GridGain Systems Announces New Integrations For In-Memory Data Analytics
GridGain Systems announced GridGain Enterprise Edition version 7.1 and GridGain open-source Community Edition version 1.1. The announcements were made at the 2015 In-Memory Computing Summit and offer new features that allow for improved integration between Apache Ignite clusters and Apache Spark and Hadoop when deployed within Mesos, or YARN-based data infrastructures.
“The explosive growth of data consumption and the rapidly falling costs of DRAM have been aggressive drivers for new data access and processing techniques handling Big Data, and more specifically Fast Data, at the speed of RAM,” said Abe Kleinfeld, President and CEO of GridGain.
GridGain In-Memory Data Fabric is designed to deliver an ultra high-speed, scalable data solution that offers real-time streaming, as well as high speed transactions and analysis using commodity hardware. GridGain provides a unified API that allows disparate applications like Java, .Net, C++, SQL and Hive query engines to connect with multiple data sources that contain structured and unstructured data stored in SQL, NoSQL, or Hadoop data stores.
GridGain In-Memory Data Fabric offers the following key features:
- Clustering and Compute Grid – high performance, integrated, distributed memory systems with computational and transactional analytics to analyze large-scale data sets in real-time.
- Database Agnostic Data Grid – supports real-time import of data nodes with scalability to hundreds of nodes supporting local, replicated, and partitioned data sets. Data can be freely queried between data sets using standard SQL with full ACID-compatible transaction support.
- Real-Time Streaming Engine – supports both event workflow management and complex event processing (CEP) data querying.

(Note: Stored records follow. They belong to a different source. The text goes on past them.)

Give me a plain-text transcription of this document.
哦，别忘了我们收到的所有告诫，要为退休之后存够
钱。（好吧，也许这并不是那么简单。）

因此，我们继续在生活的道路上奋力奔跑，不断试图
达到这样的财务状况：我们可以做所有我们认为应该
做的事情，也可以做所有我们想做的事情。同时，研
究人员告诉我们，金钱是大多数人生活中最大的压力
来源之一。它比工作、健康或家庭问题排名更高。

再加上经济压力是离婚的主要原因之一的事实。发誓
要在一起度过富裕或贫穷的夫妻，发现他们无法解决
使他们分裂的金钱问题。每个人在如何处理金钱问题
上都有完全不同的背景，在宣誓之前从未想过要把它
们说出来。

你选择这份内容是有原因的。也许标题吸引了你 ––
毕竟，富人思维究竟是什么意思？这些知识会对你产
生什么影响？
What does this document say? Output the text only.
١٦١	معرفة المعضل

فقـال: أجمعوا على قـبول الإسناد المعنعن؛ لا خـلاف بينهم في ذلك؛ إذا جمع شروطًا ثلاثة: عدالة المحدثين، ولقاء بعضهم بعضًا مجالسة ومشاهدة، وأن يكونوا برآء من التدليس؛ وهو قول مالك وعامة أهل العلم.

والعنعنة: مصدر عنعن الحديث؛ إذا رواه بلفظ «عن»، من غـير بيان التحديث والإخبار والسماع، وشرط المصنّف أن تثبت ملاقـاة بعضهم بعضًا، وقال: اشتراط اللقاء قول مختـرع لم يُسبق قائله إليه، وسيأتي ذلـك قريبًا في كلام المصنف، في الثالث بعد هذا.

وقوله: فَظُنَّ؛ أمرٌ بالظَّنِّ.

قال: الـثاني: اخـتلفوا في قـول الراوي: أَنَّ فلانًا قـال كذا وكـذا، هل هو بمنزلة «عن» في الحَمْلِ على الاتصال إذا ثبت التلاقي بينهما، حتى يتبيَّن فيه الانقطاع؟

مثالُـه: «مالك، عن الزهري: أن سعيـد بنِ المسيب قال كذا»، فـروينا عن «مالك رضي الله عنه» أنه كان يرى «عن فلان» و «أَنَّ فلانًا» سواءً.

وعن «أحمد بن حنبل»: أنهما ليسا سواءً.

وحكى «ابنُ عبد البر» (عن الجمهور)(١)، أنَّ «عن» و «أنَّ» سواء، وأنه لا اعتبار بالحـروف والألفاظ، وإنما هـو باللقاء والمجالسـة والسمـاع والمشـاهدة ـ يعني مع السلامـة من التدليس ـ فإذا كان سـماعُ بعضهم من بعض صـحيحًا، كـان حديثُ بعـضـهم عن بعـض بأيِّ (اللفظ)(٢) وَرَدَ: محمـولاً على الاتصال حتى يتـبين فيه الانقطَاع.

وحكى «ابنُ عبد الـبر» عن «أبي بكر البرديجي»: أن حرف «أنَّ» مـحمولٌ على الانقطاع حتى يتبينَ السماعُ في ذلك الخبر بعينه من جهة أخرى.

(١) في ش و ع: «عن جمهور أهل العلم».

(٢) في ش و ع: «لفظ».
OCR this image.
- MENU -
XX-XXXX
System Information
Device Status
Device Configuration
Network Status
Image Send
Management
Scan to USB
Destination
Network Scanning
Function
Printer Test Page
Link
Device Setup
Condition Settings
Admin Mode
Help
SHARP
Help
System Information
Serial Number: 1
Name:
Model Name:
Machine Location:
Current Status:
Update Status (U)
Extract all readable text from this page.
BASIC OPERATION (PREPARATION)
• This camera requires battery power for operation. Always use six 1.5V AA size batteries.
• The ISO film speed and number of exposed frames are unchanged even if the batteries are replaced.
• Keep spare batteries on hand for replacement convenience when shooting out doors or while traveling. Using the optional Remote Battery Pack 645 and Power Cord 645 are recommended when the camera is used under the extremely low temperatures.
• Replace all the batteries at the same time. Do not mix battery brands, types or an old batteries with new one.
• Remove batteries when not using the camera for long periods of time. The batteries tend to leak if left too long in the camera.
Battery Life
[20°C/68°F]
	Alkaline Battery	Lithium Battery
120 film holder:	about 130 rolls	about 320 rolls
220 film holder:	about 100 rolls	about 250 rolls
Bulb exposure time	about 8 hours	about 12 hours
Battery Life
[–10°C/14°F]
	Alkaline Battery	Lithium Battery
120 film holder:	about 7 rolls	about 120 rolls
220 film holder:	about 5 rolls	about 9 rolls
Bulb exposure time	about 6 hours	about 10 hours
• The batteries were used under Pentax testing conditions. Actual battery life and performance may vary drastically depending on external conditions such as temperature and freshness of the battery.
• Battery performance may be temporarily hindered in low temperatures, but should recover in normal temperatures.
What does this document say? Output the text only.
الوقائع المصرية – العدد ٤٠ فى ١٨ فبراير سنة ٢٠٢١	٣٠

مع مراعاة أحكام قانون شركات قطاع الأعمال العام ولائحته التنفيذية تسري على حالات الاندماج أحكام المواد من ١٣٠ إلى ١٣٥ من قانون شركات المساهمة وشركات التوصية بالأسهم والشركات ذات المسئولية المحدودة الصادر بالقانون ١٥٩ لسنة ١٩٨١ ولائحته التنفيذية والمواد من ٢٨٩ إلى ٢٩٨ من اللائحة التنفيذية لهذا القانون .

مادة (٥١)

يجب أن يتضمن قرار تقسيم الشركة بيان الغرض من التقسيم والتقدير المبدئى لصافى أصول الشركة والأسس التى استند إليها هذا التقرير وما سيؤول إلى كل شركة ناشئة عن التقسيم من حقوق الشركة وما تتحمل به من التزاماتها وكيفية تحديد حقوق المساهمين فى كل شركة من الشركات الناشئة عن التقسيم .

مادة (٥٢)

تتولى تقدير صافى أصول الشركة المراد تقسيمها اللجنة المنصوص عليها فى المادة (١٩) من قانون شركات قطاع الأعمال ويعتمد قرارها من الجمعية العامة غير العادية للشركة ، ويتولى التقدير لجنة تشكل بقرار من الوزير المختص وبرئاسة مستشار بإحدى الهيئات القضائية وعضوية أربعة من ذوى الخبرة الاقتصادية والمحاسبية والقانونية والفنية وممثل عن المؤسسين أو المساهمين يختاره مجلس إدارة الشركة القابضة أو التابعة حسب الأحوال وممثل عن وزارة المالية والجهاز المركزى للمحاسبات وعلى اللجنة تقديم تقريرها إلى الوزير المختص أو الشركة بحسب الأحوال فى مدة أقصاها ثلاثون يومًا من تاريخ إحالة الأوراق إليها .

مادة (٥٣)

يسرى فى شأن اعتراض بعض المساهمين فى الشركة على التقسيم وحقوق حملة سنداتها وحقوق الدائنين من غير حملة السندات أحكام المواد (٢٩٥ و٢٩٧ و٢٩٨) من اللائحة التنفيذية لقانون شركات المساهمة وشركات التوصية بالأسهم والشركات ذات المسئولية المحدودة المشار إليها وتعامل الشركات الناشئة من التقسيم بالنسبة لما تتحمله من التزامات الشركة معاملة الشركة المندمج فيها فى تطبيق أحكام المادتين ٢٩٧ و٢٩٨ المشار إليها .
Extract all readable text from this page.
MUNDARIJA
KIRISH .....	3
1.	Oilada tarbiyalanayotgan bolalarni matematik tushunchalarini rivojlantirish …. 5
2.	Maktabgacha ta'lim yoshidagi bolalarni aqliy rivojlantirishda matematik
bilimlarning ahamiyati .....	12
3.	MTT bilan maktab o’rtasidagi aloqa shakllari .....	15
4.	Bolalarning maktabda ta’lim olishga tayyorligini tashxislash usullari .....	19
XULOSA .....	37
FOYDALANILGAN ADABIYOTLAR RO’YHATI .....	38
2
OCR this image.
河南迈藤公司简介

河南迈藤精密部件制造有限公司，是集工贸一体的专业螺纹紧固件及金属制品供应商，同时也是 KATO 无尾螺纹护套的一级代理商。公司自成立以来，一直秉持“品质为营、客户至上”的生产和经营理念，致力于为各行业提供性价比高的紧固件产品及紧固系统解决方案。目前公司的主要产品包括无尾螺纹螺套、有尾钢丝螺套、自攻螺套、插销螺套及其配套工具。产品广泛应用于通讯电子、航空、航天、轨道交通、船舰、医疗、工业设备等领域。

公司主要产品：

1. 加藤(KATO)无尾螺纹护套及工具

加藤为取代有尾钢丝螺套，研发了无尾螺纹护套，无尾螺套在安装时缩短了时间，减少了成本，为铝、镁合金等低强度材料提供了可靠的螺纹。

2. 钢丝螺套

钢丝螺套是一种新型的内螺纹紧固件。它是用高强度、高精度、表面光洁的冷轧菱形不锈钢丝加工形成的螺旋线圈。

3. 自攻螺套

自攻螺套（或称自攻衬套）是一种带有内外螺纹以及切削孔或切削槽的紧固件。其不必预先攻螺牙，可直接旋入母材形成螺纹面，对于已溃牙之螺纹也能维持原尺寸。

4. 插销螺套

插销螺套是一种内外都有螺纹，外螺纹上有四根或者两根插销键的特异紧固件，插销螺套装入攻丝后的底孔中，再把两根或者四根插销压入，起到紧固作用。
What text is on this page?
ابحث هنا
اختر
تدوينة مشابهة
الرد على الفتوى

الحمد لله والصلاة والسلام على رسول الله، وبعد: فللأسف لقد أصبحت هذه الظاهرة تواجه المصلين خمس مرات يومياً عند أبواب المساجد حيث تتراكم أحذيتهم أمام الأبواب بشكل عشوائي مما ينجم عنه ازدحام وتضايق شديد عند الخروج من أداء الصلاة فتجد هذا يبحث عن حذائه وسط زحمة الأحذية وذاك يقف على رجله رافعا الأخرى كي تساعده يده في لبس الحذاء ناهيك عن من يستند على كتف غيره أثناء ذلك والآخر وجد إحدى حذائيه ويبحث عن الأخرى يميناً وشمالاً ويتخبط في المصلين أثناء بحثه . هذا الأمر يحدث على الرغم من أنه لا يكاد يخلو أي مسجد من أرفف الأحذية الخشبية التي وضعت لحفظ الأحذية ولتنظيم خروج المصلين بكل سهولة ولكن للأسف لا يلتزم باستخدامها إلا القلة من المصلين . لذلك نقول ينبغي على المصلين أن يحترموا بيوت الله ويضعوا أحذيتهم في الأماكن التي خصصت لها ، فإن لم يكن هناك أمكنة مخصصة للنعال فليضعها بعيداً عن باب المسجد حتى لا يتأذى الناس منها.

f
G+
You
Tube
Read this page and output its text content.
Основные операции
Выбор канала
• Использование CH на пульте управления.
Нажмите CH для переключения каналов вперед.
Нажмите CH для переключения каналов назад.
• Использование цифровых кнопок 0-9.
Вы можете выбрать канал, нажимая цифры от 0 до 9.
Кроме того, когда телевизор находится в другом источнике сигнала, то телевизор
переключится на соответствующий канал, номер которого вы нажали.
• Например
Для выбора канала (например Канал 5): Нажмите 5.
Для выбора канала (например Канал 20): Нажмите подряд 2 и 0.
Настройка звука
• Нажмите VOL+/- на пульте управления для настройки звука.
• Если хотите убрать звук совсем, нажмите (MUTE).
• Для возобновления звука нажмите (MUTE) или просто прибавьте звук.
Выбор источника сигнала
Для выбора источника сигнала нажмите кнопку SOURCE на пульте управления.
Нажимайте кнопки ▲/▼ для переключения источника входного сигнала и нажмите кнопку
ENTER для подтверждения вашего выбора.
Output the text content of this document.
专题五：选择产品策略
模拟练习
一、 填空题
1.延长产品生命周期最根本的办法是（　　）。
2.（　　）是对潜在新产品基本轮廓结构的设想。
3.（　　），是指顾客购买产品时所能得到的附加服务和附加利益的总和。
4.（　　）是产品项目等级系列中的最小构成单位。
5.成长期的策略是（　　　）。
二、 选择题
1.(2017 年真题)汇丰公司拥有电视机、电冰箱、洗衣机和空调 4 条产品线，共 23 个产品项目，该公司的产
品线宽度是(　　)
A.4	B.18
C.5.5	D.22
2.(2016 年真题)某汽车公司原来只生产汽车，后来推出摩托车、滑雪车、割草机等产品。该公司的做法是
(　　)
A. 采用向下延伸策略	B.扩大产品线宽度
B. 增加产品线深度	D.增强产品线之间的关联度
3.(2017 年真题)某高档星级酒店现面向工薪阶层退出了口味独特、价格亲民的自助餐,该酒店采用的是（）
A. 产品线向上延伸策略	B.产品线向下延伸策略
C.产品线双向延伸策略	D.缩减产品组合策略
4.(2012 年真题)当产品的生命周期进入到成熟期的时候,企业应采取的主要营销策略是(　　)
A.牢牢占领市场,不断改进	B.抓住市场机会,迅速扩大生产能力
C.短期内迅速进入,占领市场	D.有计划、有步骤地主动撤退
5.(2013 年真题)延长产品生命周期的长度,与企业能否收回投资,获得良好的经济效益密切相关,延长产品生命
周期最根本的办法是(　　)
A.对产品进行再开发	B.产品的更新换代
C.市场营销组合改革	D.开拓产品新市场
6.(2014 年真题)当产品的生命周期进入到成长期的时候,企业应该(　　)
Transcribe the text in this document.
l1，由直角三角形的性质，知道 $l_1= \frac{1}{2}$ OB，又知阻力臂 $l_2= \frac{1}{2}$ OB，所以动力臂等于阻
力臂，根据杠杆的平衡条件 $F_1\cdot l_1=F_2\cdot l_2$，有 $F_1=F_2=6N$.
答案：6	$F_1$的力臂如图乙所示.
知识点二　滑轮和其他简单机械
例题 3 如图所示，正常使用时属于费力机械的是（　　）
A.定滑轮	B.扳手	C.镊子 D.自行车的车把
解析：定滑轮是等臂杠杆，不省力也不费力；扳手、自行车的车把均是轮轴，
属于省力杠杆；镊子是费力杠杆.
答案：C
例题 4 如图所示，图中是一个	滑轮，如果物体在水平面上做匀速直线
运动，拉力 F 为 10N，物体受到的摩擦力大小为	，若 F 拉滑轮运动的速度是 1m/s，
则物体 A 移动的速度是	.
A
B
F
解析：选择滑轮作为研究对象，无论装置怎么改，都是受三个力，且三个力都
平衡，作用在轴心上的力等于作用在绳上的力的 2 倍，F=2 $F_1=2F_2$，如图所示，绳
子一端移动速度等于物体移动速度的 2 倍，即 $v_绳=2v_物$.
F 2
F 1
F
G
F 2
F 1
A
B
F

- Hadoop Acceleration – has the ability to work as either a standalone primary file system within a Hadoop cluster or as an intelligent caching layer with HDFS as the main file system.
The New GridGain In-Memory Data Fabric Enterprise and Community editions add a number of new features, including the new Spark Shared Memory feature that allows Spark users to share data between previously isolated Spark jobs using native Spark Resilient Distributed Datasets (RDD) and DataFrame APIs. Now, users of either the Apache Mesos and YARN resource managers have the ability to manage Ignite resources based on demand. Interactive data analysis including graph-visualization using Apache Zeppelin can now be done using the Ignite SQL and Ignite APIs.
The New GridGain In-Memory Data Fabric Enterprise and Community editions are available for download on the GridGain website.